Gorbachev, the first and the last president of the Soviet Union, was harshly criticized, but his resolve and his actions had brought a fresh breeze of freedom and democracy to the Soviet Union and Eastern Europe, and created an important turning point in history.

Soon after Gorbachev’s resignation as president, the writer Chinghiz Aitmatov, his close friend and a supporter of perestroika, wrote a letter to Shin’ichi Yamamoto. It was titled “A Parable Told to Gorbachev” and detailed the latter’s commitment to perestroika.

When the implementation of perestroika was under way and being applauded as a historic democratic reform, Gorbachev invited Aitmatov to visit him at the Kremlin. At their meeting, Aitmatov shared the following parable with Gorbachev.

One day, a prophet visits a great lord and asks, “Is it true that out of your concern for the people’s happiness, you wish to give them complete freedom and equality?” That is true, confirms the lord, to whom the prophet then says, “You have two paths forward, two fates, two possibilities, and you are free to choose between them.”

Illustration by Kenichiro Uchida

One of the two courses the prophet presented to the great lord was to govern strictly to consolidate the power of the throne. If he did that, then as heir to the throne, he would acquire unmatched power and be able to enjoy the privileges of that position.

The second course was to give his people their freedom. That, however, was the difficult path of martyrdom. Why? The prophet explained, “The freedom you give the people will come back to you as the dark ingratitude of its recipients.”

He continued: “Those who obtain their freedom will take revenge on you for the past as soon as they are liberated. They will denounce you to the masses, revile you in public, and scoff at and mock you and those close to you.

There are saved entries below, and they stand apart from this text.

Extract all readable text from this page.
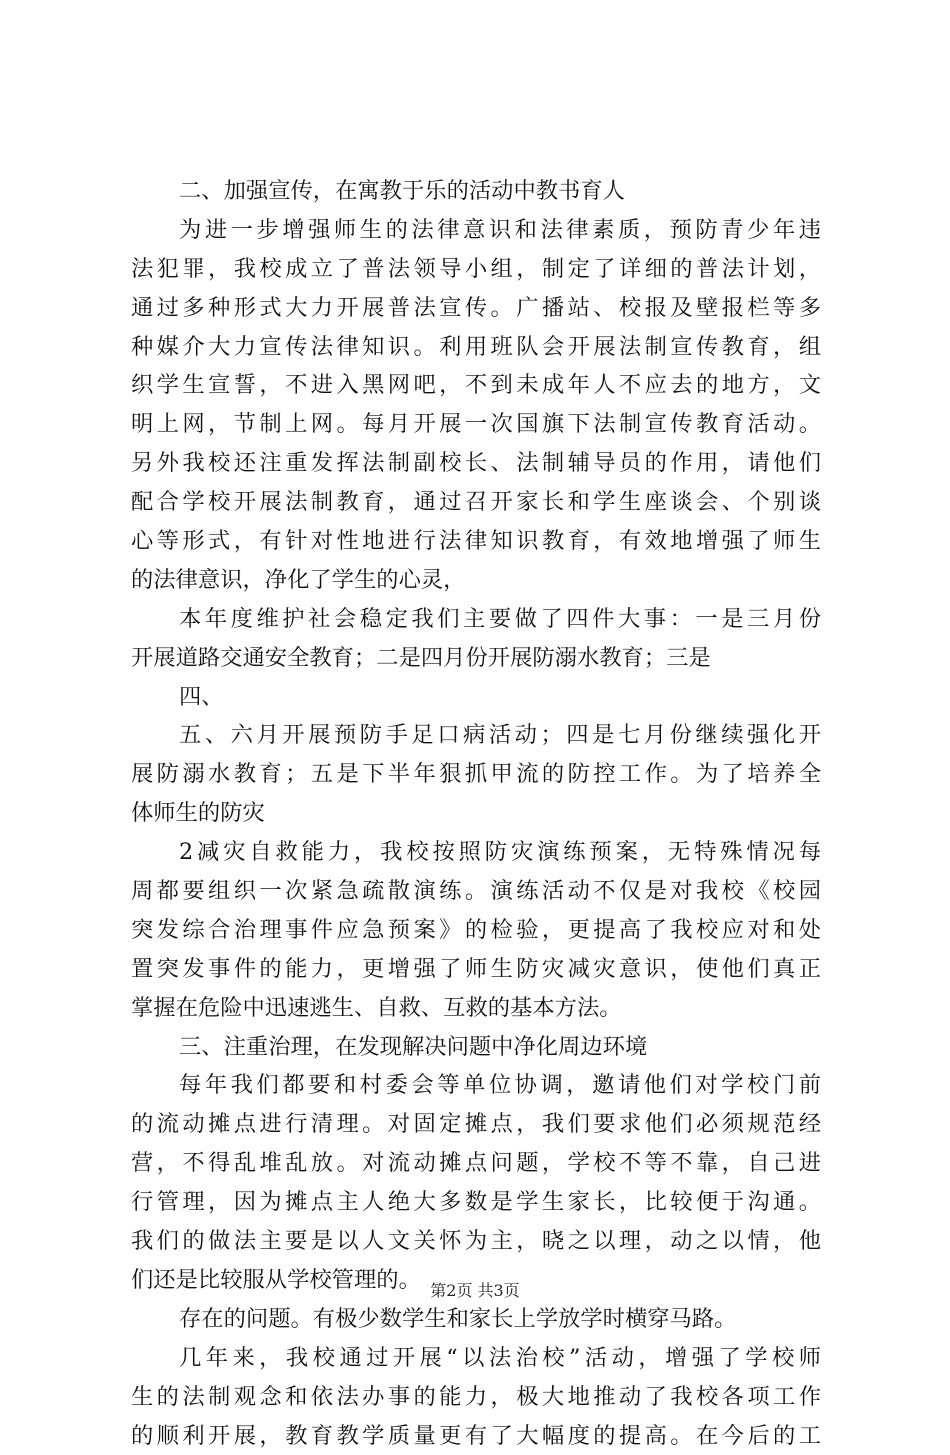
二、加强宣传，在寓教于乐的活动中教书育人
为进一步增强师生的法律意识和法律素质，预防青少年违
法犯罪，我校成立了普法领导小组，制定了详细的普法计划，
通过多种形式大力开展普法宣传。广播站、校报及壁报栏等多
种媒介大力宣传法律知识。利用班队会开展法制宣传教育，组
织学生宣誓，不进入黑网吧，不到未成年人不应去的地方，文
明上网，节制上网。每月开展一次国旗下法制宣传教育活动。
另外我校还注重发挥法制副校长、法制辅导员的作用，请他们
配合学校开展法制教育，通过召开家长和学生座谈会、个别谈
心等形式，有针对性地进行法律知识教育，有效地增强了师生
的法律意识，净化了学生的心灵，
本年度维护社会稳定我们主要做了四件大事：一是三月份
开展道路交通安全教育；二是四月份开展防溺水教育；三是
四、
五、六月开展预防手足口病活动；四是七月份继续强化开
展防溺水教育；五是下半年狠抓甲流的防控工作。为了培养全
体师生的防灾
2减灾自救能力，我校按照防灾演练预案，无特殊情况每
周都要组织一次紧急疏散演练。演练活动不仅是对我校《校园
突发综合治理事件应急预案》的检验，更提高了我校应对和处
置突发事件的能力，更增强了师生防灾减灾意识，使他们真正
掌握在危险中迅速逃生、自救、互救的基本方法。
三、注重治理，在发现解决问题中净化周边环境
每年我们都要和村委会等单位协调，邀请他们对学校门前
的流动摊点进行清理。对固定摊点，我们要求他们必须规范经
营，不得乱堆乱放。对流动摊点问题，学校不等不靠，自己进
行管理，因为摊点主人绝大多数是学生家长，比较便于沟通。
我们的做法主要是以人文关怀为主，晓之以理，动之以情，他
们还是比较服从学校管理的。
存在的问题。有极少数学生和家长上学放学时横穿马路。
几年来，我校通过开展“以法治校”活动，增强了学校师
生的法制观念和依法办事的能力，极大地推动了我校各项工作
的顺利开展，教育教学质量更有了大幅度的提高。在今后的工
第2页 共3页
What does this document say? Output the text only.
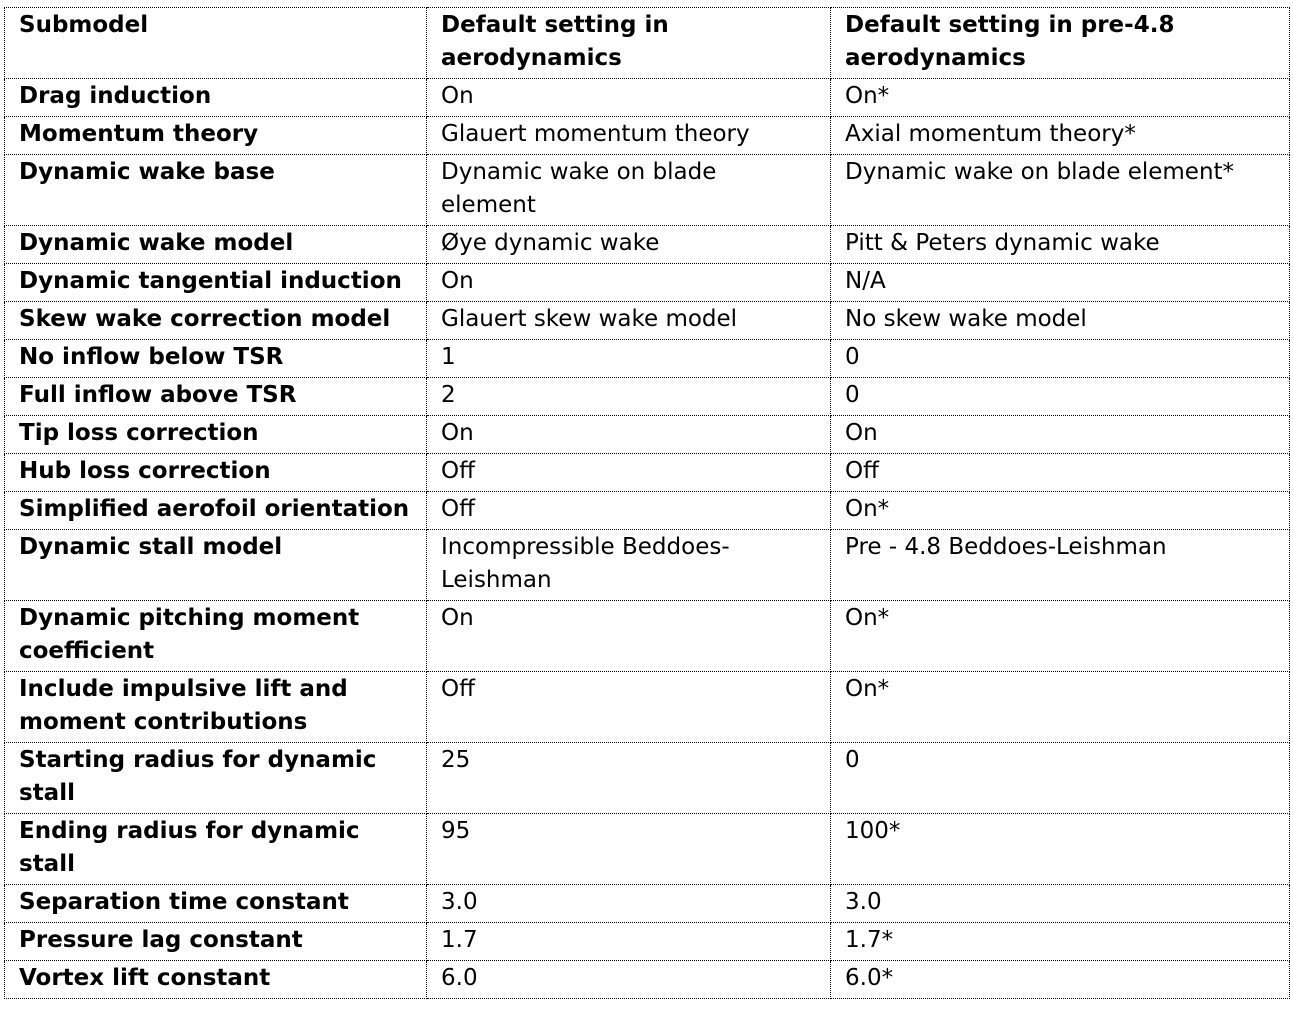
Submodel	Default setting in aerodynamics	Default setting in pre-4.8 aerodynamics
Drag induction	On	On*
Momentum theory	Glauert momentum theory	Axial momentum theory*
Dynamic wake base	Dynamic wake on blade element	Dynamic wake on blade element*
Dynamic wake model	Øye dynamic wake	Pitt & Peters dynamic wake
Dynamic tangential induction	On	N/A
Skew wake correction model	Glauert skew wake model	No skew wake model
No inflow below TSR	1	0
Full inflow above TSR	2	0
Tip loss correction	On	On
Hub loss correction	Off	Off
Simplified aerofoil orientation	Off	On*
Dynamic stall model	Incompressible Beddoes-Leishman	Pre - 4.8 Beddoes-Leishman
Dynamic pitching moment coefficient	On	On*
Include impulsive lift and moment contributions	Off	On*
Starting radius for dynamic stall	25	0
Ending radius for dynamic stall	95	100*
Separation time constant	3.0	3.0
Pressure lag constant	1.7	1.7*
Vortex lift constant	6.0	6.0*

“Many of your once-trusted colleagues will openly criticize you and refuse to follow your instructions. To the end of your days you will never be free from the ambitions of your associates, who will continually try to humiliate you and trample on your name.

“Great lord, you are free to choose between these two fates.”

The lord asked the prophet to wait, saying that he would ponder this and make his decision in seven days.

After Aitmatov finished recounting the parable and prepared to leave, Gorbachev spoke.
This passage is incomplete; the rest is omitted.